“I chose Franklin because I knew I would not be a number. I knew I would grow best as a person and as a student when someone knew my name. Given the chance, I would choose Franklin again because I got individual attention and professors approached me when I needed help.”
— Amber Hoff, 2003 Franklin College alumna
Amber Hoff alleges her job as an addictions counselor is as rewarding as it is challenging. To Hoff, “nothing compares to seeing individuals united with their families and living happy, healthy lives.” The Franklin College graduate and therapist at Tara Treatment Center celebrates patient journeys each September when the Center hosts an alumni reunion. “During treatment, individuals are often at their worst. At the reunion, we celebrate the hope that we are able to provide by helping them get through that time. I am so thankful that I can do this kind of work.”
Hoff began her psychology degree at Franklin College expecting to end up in school counseling. “I thought I’d get my master’s and become a therapist but didn’t know what options were available to me. Working in addictions was just not on my radar.”
Like they do for many Franklin students, Hoff’s internship opened her mind and gave her different perspectives. “I did an internship at Tara and learned about addiction treatment. Even though my internship only lasted a month, I connected to the field and to the mission of the Center.”
“I would advise Franklin students to fully take advantage of internships and engaged learning during their college years. Do something outside of what you expect yourself to do – expose yourself to new things to see what excites you. Be in as many extracurricular activities as possible.”

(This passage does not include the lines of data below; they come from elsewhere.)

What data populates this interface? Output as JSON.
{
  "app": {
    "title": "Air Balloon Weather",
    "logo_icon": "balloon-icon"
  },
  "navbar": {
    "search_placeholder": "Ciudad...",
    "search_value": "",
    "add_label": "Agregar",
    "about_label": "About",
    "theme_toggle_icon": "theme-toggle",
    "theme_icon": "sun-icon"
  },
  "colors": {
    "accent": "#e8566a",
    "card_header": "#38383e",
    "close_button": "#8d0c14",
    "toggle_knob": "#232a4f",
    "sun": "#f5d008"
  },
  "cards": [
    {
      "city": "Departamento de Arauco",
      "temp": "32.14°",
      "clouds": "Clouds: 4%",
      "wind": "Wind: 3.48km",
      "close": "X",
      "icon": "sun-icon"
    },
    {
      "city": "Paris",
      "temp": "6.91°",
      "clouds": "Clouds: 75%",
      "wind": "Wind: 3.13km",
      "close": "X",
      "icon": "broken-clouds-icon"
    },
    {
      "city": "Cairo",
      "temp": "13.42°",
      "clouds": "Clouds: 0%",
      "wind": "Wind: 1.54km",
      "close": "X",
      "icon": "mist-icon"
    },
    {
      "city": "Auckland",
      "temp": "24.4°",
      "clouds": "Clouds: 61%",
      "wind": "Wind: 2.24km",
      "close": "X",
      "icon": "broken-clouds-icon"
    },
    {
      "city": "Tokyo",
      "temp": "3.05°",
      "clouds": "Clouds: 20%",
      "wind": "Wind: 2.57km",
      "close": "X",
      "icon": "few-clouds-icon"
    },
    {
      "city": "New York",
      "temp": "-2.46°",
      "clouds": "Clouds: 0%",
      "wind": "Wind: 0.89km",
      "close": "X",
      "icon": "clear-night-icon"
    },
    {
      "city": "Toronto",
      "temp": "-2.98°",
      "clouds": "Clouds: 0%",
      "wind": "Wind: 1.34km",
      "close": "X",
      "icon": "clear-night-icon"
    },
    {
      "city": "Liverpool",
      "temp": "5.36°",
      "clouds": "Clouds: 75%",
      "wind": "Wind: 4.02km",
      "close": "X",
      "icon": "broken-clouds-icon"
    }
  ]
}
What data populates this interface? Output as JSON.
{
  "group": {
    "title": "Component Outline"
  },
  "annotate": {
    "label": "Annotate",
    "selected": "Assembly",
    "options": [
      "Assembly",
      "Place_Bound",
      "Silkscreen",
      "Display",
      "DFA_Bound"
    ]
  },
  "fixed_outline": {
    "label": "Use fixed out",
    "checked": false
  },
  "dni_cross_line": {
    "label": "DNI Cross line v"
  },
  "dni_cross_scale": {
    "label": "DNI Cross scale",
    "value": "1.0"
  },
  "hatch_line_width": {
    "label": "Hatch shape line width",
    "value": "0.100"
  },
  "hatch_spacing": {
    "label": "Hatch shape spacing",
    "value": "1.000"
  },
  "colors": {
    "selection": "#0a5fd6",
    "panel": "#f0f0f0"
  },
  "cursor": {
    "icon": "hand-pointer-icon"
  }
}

Hoff’s role as Tara’s primary women’s program counselor involves assisting up to 16 women at any given time for drug and alcohol addiction. The rehab center offers different levels of care to both men and women – from detox and residential care to outpatient programming. Individuals arrive at Tara from different paths – some making a personal decision to get care and others receiving treatment as a result of legal decisions or family interventions.
Hoff credits her college sorority with helping her be more comfortable with individuals and groups. “I started at Franklin with some social anxiety and ended up being the secretary of my sorority. Looking back, I see how this experience helped get me out of my comfort zone and develop relationships I did not think were possible for me.”
Hoff also worked for The Franklin, the college newspaper. “It is good to have all kinds of experiences. Participating in theatre at Franklin also developed my confidence. I loved working back stage and seeing a play develop over time, from start to end.”
In addition to her psychology major, Hoff minored in history and sociology. “Franklin let me explore many areas and have input from different faculty. I recommend students get to know faculty because professors will be important in helping direct your career from the beginning – from providing knowledge to help you make choices to writing recommendations to land the job you want or get into graduate school.”
Hoff claims professor of sociology Denise Baird, Ph.D., opened her eyes to different social issues including welfare and, specifically, women on welfare. “The class material and in-class discussions helped me think outside the box when I started my master’s degree in social work (MSW) after working for Tara.”
“In my research methods class at Franklin, the late Roger Thomas, Ph.D., taught us how to document our learning, forging ideas and opinions that were separate from what we learned. I am thankful he pushed us harder than we then wanted because it strengthened me for graduate school. I learned to work harder since more was expected of us.”
Hoff obtained her master’s degree in social work after working for Tara as an outpatient coordinator and spending some time raising her child. “Because of my Franklin internship, I was drawn to Tara and subsequently doors opened there. Colleagues encouraged me to continue my education and were supportive when I was working full time and raising a family.”
Hoff is thankful for her minor in history, a strong personal interest that has fueled her lifelong learning. Although many may think the minor was not directly applicable to her job as a therapist, Hoff remembers a time in class when students read a book and the professor had them select a character from the story, to learn more fully by having them discuss and debate in character. “We learned what the person was passionate about and whether we agreed or not with their beliefs. It enabled me to know the material in addition to understanding more about how to see from someone else’s eyes.”